Domenica 27 Maggio 2018 | 07:28

DA RISTORANTE A DISCOTECA, MULTATO E SEGNALATO IL 212

Una multa e due segnalazioni, al Comune e alla Procura, per prevenire altre irregolarità. Venerdì sera la Polizia è intervenuta al locale 212, che dopo le 23 da ristorante si era trasformato in locale da ballo


Da ristorante, autorizzato per una capienza di circa 200 posti, si era trasformato, dopo le ore 23, in un locale da ballo, su due piani, con tanto di due dj-set, un vocalist, musica ad altissimo volume e circa 400 persone all’interno.  Un vera affollata discoteca quella in cui gli agenti della squadra amministrativa della Questura di Modena hanno trovato all’interno dei locali del 212, in via Galilei, famoso luogo per aperitivi e cene, ma non certo come discoteca. Per esercitare attività di ballo serve una licenza apposita regolata dall’art. 69 del Testo Unico del pubblico spettacolo, che presuppone requisiti ben diversi, stabiliti e verificati da apposite commissioni. Da quanto appreso dalla Questura il locale in questione avrebbe una licenza legata all’articolo 68 del testo unico di Pubblica Sicurezza che limita l’attività musicale a livello di accompagnamento musicale rispetto ad un’attività che è e deve rimanere prevalentemente legata alla ristorazione.

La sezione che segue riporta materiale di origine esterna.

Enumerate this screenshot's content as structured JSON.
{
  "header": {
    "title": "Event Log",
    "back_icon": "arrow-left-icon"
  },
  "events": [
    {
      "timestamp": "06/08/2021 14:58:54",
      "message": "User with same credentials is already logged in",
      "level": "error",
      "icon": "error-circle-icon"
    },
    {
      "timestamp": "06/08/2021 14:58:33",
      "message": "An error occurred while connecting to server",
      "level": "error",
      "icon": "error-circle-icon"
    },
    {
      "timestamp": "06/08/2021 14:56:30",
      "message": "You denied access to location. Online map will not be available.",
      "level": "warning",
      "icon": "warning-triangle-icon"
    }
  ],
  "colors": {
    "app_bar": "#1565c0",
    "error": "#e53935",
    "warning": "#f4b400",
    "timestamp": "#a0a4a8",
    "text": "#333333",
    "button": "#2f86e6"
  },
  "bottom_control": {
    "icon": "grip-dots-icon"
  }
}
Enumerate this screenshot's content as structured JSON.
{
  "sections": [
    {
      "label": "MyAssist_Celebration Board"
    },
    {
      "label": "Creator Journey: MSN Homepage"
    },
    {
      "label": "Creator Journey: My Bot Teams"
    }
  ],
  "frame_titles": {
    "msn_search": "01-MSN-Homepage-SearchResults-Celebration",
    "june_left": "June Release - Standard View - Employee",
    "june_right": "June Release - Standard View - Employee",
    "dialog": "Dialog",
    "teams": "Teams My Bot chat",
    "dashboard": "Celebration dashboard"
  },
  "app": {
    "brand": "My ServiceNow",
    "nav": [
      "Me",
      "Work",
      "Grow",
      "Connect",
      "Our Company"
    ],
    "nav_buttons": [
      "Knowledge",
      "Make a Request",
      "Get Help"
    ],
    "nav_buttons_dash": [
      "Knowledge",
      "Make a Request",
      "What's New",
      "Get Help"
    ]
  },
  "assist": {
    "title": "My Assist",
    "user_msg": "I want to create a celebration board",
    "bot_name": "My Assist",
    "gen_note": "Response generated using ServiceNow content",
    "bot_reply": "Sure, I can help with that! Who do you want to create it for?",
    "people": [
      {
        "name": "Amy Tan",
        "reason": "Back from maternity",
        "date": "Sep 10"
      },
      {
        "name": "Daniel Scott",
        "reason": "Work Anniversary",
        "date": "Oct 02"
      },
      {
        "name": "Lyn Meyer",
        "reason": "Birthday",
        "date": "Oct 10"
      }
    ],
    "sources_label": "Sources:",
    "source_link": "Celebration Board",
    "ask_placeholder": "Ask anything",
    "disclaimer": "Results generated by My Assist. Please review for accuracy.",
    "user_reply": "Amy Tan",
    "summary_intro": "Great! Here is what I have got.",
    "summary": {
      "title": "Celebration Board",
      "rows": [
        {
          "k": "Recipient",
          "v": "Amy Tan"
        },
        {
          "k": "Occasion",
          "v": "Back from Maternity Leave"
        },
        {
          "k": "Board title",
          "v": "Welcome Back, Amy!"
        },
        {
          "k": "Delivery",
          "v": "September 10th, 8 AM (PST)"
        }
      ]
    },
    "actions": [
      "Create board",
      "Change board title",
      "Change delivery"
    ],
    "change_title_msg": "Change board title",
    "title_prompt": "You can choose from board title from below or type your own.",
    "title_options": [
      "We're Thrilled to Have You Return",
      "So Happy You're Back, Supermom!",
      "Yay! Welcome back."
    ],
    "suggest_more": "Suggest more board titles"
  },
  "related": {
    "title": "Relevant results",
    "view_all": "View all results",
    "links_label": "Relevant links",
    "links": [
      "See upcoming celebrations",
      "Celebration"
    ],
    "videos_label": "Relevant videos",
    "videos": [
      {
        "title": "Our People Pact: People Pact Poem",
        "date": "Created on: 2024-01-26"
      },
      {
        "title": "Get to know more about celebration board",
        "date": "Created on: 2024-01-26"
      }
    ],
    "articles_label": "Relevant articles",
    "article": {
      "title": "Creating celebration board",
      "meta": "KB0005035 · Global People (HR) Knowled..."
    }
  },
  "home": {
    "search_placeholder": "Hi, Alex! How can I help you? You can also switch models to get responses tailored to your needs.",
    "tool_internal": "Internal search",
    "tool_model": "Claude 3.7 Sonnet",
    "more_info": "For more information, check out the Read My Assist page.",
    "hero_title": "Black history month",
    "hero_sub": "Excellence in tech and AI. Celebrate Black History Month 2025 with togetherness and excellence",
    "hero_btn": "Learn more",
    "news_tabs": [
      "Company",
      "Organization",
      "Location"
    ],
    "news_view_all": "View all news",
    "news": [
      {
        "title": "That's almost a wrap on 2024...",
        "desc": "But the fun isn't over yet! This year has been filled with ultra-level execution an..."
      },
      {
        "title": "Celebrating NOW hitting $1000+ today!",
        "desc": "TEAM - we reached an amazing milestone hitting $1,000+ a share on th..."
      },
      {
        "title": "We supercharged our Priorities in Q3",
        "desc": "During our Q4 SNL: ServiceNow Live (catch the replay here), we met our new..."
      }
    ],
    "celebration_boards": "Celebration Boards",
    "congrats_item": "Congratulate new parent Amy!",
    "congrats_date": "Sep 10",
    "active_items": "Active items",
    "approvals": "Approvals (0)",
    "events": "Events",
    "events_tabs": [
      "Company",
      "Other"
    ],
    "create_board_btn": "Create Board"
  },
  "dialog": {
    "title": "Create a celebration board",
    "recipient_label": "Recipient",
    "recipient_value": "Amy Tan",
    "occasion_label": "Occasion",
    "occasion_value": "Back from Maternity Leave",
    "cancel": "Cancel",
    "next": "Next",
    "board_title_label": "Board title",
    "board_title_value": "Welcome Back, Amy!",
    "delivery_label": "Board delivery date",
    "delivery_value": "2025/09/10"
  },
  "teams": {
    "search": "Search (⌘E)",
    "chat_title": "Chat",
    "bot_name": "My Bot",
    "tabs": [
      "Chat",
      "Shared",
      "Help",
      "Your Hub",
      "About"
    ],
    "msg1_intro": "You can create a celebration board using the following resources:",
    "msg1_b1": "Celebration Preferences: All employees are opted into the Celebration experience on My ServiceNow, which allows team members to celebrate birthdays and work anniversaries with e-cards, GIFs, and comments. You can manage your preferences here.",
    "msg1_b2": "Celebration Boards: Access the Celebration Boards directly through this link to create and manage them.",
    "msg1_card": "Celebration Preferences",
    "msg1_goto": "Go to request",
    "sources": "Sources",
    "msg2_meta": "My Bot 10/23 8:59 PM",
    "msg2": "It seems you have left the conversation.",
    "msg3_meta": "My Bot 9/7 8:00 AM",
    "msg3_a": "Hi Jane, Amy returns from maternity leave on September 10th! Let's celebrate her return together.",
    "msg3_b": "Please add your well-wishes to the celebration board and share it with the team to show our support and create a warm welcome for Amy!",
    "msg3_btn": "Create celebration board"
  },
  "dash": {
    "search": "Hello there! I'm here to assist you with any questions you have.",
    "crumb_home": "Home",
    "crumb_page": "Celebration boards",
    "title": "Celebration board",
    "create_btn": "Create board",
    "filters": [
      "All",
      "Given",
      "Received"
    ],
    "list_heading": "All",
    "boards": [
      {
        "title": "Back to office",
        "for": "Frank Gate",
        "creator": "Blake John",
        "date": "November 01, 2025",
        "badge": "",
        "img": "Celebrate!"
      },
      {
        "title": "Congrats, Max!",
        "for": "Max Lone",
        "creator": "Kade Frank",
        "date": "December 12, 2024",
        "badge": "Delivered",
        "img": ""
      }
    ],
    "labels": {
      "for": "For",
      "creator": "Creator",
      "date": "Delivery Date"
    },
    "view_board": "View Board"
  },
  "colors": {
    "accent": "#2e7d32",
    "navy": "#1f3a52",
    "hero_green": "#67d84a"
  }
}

Attualmente per chi non rispetta la normativa e organizza attività da ballo senza averne le specifiche autorizzazioni, è soggetto ad una sanzione amministrativa da 516 euro. Tale genere di irregolarità è stata depenalizzata nel 1999. Multa di un importo di fatto irrisorio rispetto agli introiti generati da un’attività senza autorizzazione e che in altri casi è stata spesso assunta come rischio di impresa. Per continuare l’attività magari mettendo in conto anche i costi di eventuali sanzioni. Ed è proprio per prevenire altre eventuali violazioni e mandare un messaggio rivolto a tutti gli esercenti che la Polizia Amministrativa ha aggiunto alla multa sia una segnalazione al Comune che potrà intervenire direttamente intimando a non proseguire con attività non autorizzate, pena l’intervento sulla licenza per la somministrazione di alcolici, sia alla Procura della Repubblica che in caso di altre analoghe violazioni, potrebbe procedere con il sequestro dell’impianto tecnico e di audiodiffusione.